Gibson’s first major triumph duly arrived at the 1956 French Open in Paris. Wimbledon and U.S. Nationals titles followed a year later as she became first African-American player to win at any of these tournaments.

“I don’t know if she appreciated fully the magnitude of what she had accomplished, to be the first at anything is by definition an achievement,” Dinkins says of the breakthrough victories.

On returning to New York after winning Wimbledon in 1957, Gibson became only the second black athlete after 1936 Berlin Olympics hero Jesse Owens to be granted a ticker tape parade through the city’s streets.

“I think as an African-American winning Wimbledon in the mid-’50s and having the Queen of England present on Center Court with the whole world watching, it had to be so joyous,” King says.

“I can tell you for people that cared about desegregation and wanting to get us all together, what an uplifting moment that had to be.”

Gibson herself, however often tried to distance herself from issues of race, and disliked being seen as a pioneer for the African-American community.

The New York Times wrote in her obituary in 2003 that “when a reporter asked if she was proud to be compared to (baseball player) Jackie Robinson as an outstanding representative of her race, Gibson replied: ‘No. I don’t consider myself to be a representative of my people. I am thinking of me and nobody else.’ “

Early retirement

Gibson would repeat the feat of winning Wimbledon and the U.S. Nationals titles in 1958 but would retire soon after at the age of just 31.

While the 2014 U.S. Open winner can expect to pick up $3 million as well as the coveted silver trophy, there was no prize money for the major champions in Gibson’s era.

“She would always answer truthfully about how it was difficult and that everything with her after she finished,” King says. “It was just difficult to make a living.”

Gibson was a fine singer and recorded an album upon retirement in an effort to cash in on her fame. She also appeared in the movie “Horse Soldiers” with John Wayne.

She then decided to take up professional golf and in 1962 became the first black woman on the LPGA tour. Despite being the possessor of a powerful swing, Gibson never won a tournament and golf was never a lucrative endeavor for her.

A number of roles in sports administration soon followed, as well as in local government bodies in New Jersey. By the late ’80s and early ‘90s, however, a series of illnesses had struck. Medical bills mounted and her inability to work left her struggling to afford rent and medication.

Upon learning of Gibson’s plight, King decided to step up to help her “she-ro.”

“We all tried to get people to pitch in a few dollars because we heard she wasn’t doing well, and we certainly did not want her to go hungry or not have shelter,” she says.

“I think we raised at least $50,000 to give to her so she could live in the way she deserved to live, being such a great champion.”

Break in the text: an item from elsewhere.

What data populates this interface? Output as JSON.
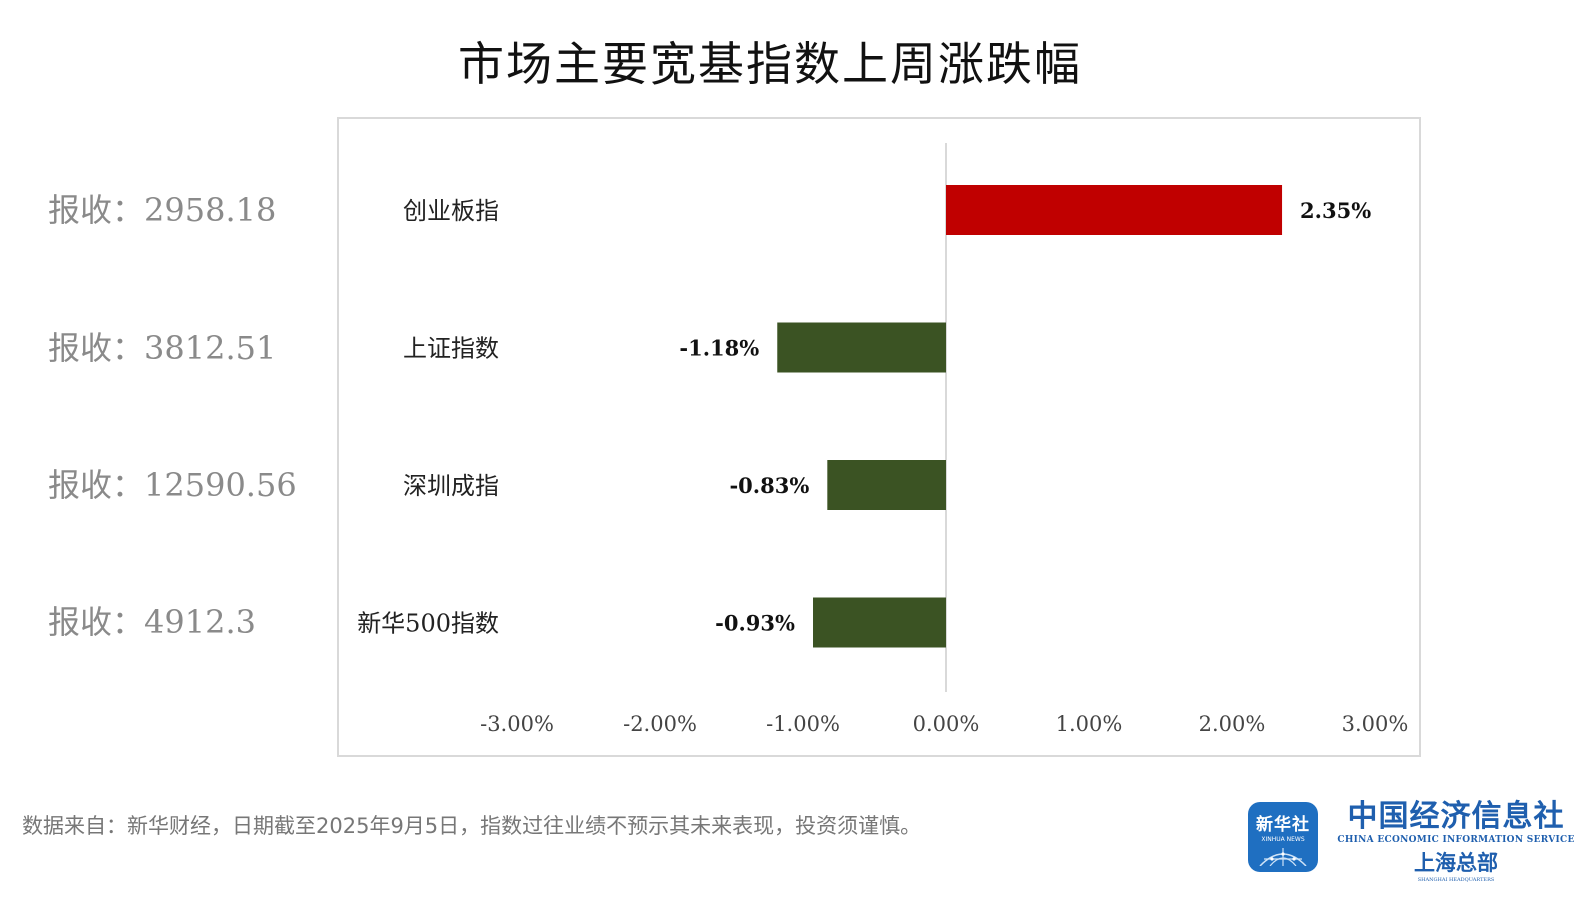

For Dinkins, however, that Gibson’s situation ever got to requiring donations from fans to keep her going is a damning indictment of both the sport in Gibson’s day and wider society.

“It’s too bad that we as a society failed to recognize those among us who should be revered and whose accomplishments should be praised, and that has been the case with Althea,” he says.

“There’s so many people who have never heard of Althea. Tennis fans … they think tennis started with Billie Jean King. In many ways it did, but it’s sad that more people don’t know about her (Gibson) and who she was.”

King agrees wholeheartedly with this sentiment. Although Gibson died over a decade ago, aged 76, King remains keen to publicize the seminal role she played in the sport of tennis and how she inspired a generation of black athletes to pick up a racquet.

“Because of Althea, people like Arthur Ashe, Garrison and all these different people of color wouldn’t have had the opportunity,” the 70-year-old says.

“We need people to pay attention now and preserve her legacy to her, we all owe her big. I just hope we will continue to honor her.”